Everyone has a vocation

Good Shepherd Sunday (Fourth Sunday of Easter Year A)
Today we celebrate Good Shepherd Sunday or Vocation Sunday. Today is a special day when we pray for more vocations to the priesthood and religious life.

What is a vocation? Does everyone have a vocation? Do you have a vocation? Many people think that only a handful of privileged people have a vocation while others do not. This is not true. Everyone has a vocation. A vocation is a calling forth of a person. It starts at the very moment of our existence in our mother’s womb. We can even say that our vocation began before the universe was created. Each of us are called to develop our fullest potential because we are born incomplete.

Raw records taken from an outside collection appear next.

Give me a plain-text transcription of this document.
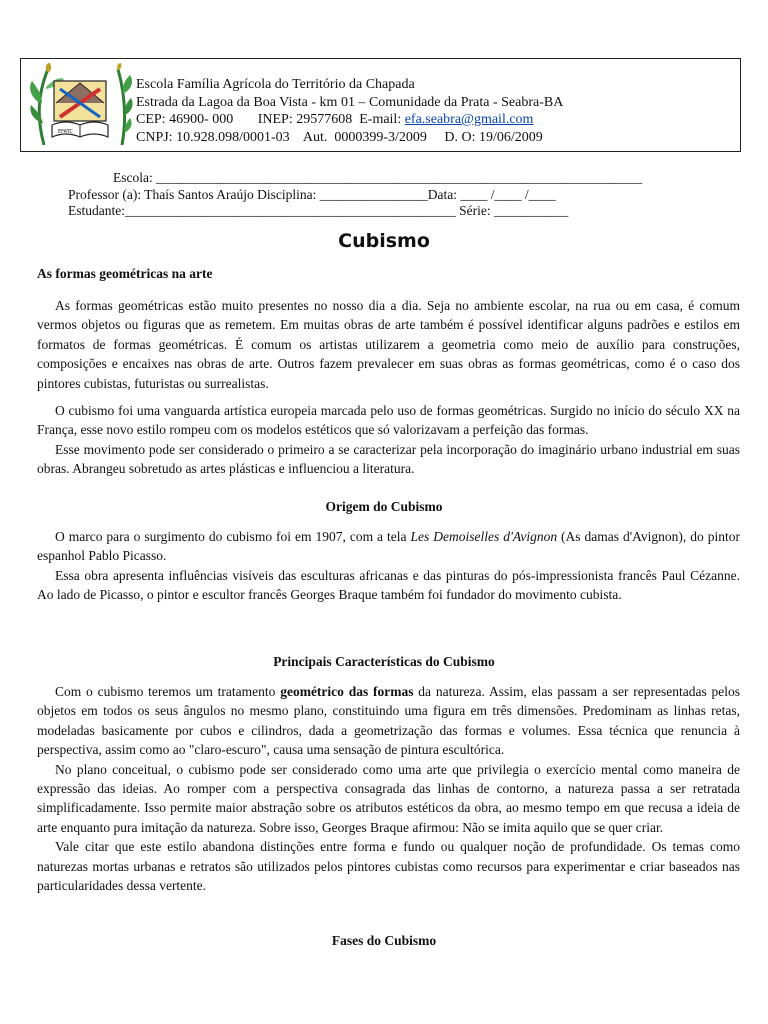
EFATC
Escola Família Agrícola do Território da Chapada
Estrada da Lagoa da Boa Vista - km 01 – Comunidade da Prata - Seabra-BA
CEP: 46900- 000       INEP: 29577608  E-mail: efa.seabra@gmail.com
CNPJ: 10.928.098/0001-03    Aut.  0000399-3/2009     D. O: 19/06/2009
Escola: ________________________________________________________________________
Professor (a): Thaís Santos Araújo Disciplina: ________________Data: ____ /____ /____
Estudante:_________________________________________________ Série: ___________
Cubismo
As formas geométricas na arte

As formas geométricas estão muito presentes no nosso dia a dia. Seja no ambiente escolar, na rua ou em casa, é comum vermos objetos ou figuras que as remetem. Em muitas obras de arte também é possível identificar alguns padrões e estilos em formatos de formas geométricas. É comum os artistas utilizarem a geometria como meio de auxílio para construções, composições e encaixes nas obras de arte. Outros fazem prevalecer em suas obras as formas geométricas, como é o caso dos pintores cubistas, futuristas ou surrealistas.

O cubismo foi uma vanguarda artística europeia marcada pelo uso de formas geométricas. Surgido no início do século XX na França, esse novo estilo rompeu com os modelos estéticos que só valorizavam a perfeição das formas.

Esse movimento pode ser considerado o primeiro a se caracterizar pela incorporação do imaginário urbano industrial em suas obras. Abrangeu sobretudo as artes plásticas e influenciou a literatura.

Origem do Cubismo

O marco para o surgimento do cubismo foi em 1907, com a tela Les Demoiselles d'Avignon (As damas d'Avignon), do pintor espanhol Pablo Picasso.

Essa obra apresenta influências visíveis das esculturas africanas e das pinturas do pós-impressionista francês Paul Cézanne. Ao lado de Picasso, o pintor e escultor francês Georges Braque também foi fundador do movimento cubista.

Principais Características do Cubismo

Com o cubismo teremos um tratamento geométrico das formas da natureza. Assim, elas passam a ser representadas pelos objetos em todos os seus ângulos no mesmo plano, constituindo uma figura em três dimensões. Predominam as linhas retas, modeladas basicamente por cubos e cilindros, dada a geometrização das formas e volumes. Essa técnica que renuncia à perspectiva, assim como ao "claro-escuro", causa uma sensação de pintura escultórica.

No plano conceitual, o cubismo pode ser considerado como uma arte que privilegia o exercício mental como maneira de expressão das ideias. Ao romper com a perspectiva consagrada das linhas de contorno, a natureza passa a ser retratada simplificadamente. Isso permite maior abstração sobre os atributos estéticos da obra, ao mesmo tempo em que recusa a ideia de arte enquanto pura imitação da natureza. Sobre isso, Georges Braque afirmou: Não se imita aquilo que se quer criar.

Vale citar que este estilo abandona distinções entre forma e fundo ou qualquer noção de profundidade. Os temas como naturezas mortas urbanas e retratos são utilizados pelos pintores cubistas como recursos para experimentar e criar baseados nas particularidades dessa vertente.

Fases do Cubismo
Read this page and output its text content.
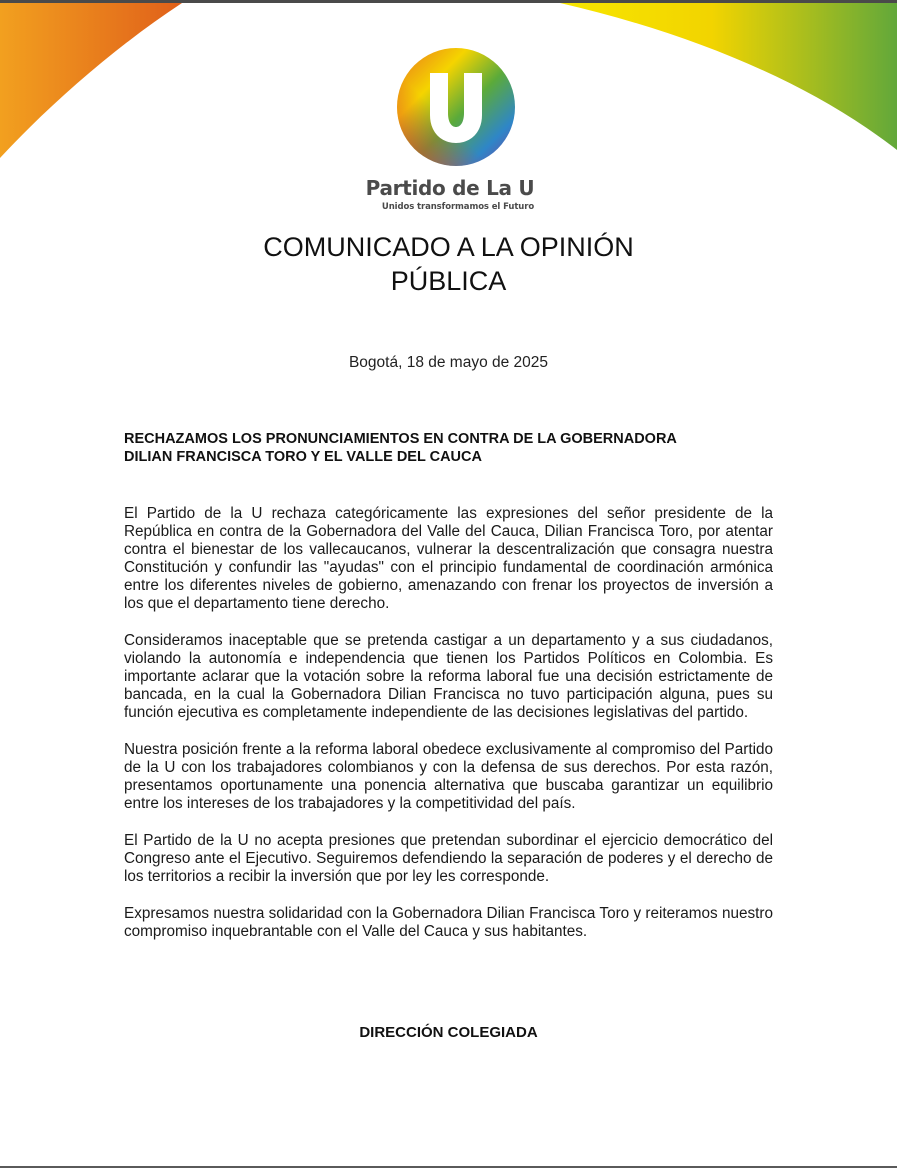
Partido de La U
Unidos transformamos el Futuro
COMUNICADO A LA OPINIÓN
PÚBLICA
Bogotá, 18 de mayo de 2025
RECHAZAMOS LOS PRONUNCIAMIENTOS EN CONTRA DE LA GOBERNADORA
DILIAN FRANCISCA TORO Y EL VALLE DEL CAUCA

El Partido de la U rechaza categóricamente las expresiones del señor presidente de la República en contra de la Gobernadora del Valle del Cauca, Dilian Francisca Toro, por atentar contra el bienestar de los vallecaucanos, vulnerar la descentralización que consagra nuestra Constitución y confundir las "ayudas" con el principio fundamental de coordinación armónica entre los diferentes niveles de gobierno, amenazando con frenar los proyectos de inversión a los que el departamento tiene derecho.

Consideramos inaceptable que se pretenda castigar a un departamento y a sus ciudadanos, violando la autonomía e independencia que tienen los Partidos Políticos en Colombia. Es importante aclarar que la votación sobre la reforma laboral fue una decisión estrictamente de bancada, en la cual la Gobernadora Dilian Francisca no tuvo participación alguna, pues su función ejecutiva es completamente independiente de las decisiones legislativas del partido.

Nuestra posición frente a la reforma laboral obedece exclusivamente al compromiso del Partido de la U con los trabajadores colombianos y con la defensa de sus derechos. Por esta razón, presentamos oportunamente una ponencia alternativa que buscaba garantizar un equilibrio entre los intereses de los trabajadores y la competitividad del país.

El Partido de la U no acepta presiones que pretendan subordinar el ejercicio democrático del Congreso ante el Ejecutivo. Seguiremos defendiendo la separación de poderes y el derecho de los territorios a recibir la inversión que por ley les corresponde.

Expresamos nuestra solidaridad con la Gobernadora Dilian Francisca Toro y reiteramos nuestro compromiso inquebrantable con el Valle del Cauca y sus habitantes.

DIRECCIÓN COLEGIADA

But vocation is also a struggle. It demands sacrifice. A Vocation is a labour of love. It is a working out of a mission. And our mission is love. Each of us is called to be loving persons. Love is at the core of our vocation. God calls us because he loves us. We came into this world through the love of our parents. This vocation must now be nurtured by love and hopefully one day we will bear the fruits of love. Some are called to express that love in marriage. Others are called to express that love through the priesthood or religious life. Some are called to express that love while remaining single.

Thus, a vocation is not something that merely makes us feel good, nor is it necessarily easy. Neither is life or love. For in both life and in love, vocation becomes real only through struggle, purification and pain.

Married people, single persons, priests and religious all have vocations. Each vocation is unique and irreplaceable, all revealing the voice of God’s love. But priestly and religious vocations are profoundly different than those who are single or married. They are different but it doesn’t mean that they are higher vocations. The only highest vocation is love itself. What then is the difference? The life of a priest or a religious brother or sister should make no sense without Christ. Such a life, in its core, is meaningless without faith. As priests and as religious brothers and sisters, we are called to be “nobodies”. We are called to give up all titles, power, wealth, position and our personal wishes and wants so that we can become living sacraments of God’s presence in this world. We live no longer for ourselves but for God. It is true that we priests and religious are also sinners and broken people. That is why we need your prayers. Can you imagine one day when there is no longer any priest or religious brother or sister? Can you imagine one day when there will no longer be any sacraments? No mass, no baptism, no confirmation, no confessions.

Let us in today’s mass pray to Jesus, our Good Shepherd to send more workers into the vineyard, for the harvest is plentiful but the labourers are few. Let us pray for more vocations to the priestly and religious life. Let us encourage our children and the young people to take up the challenge of responding to God’s call.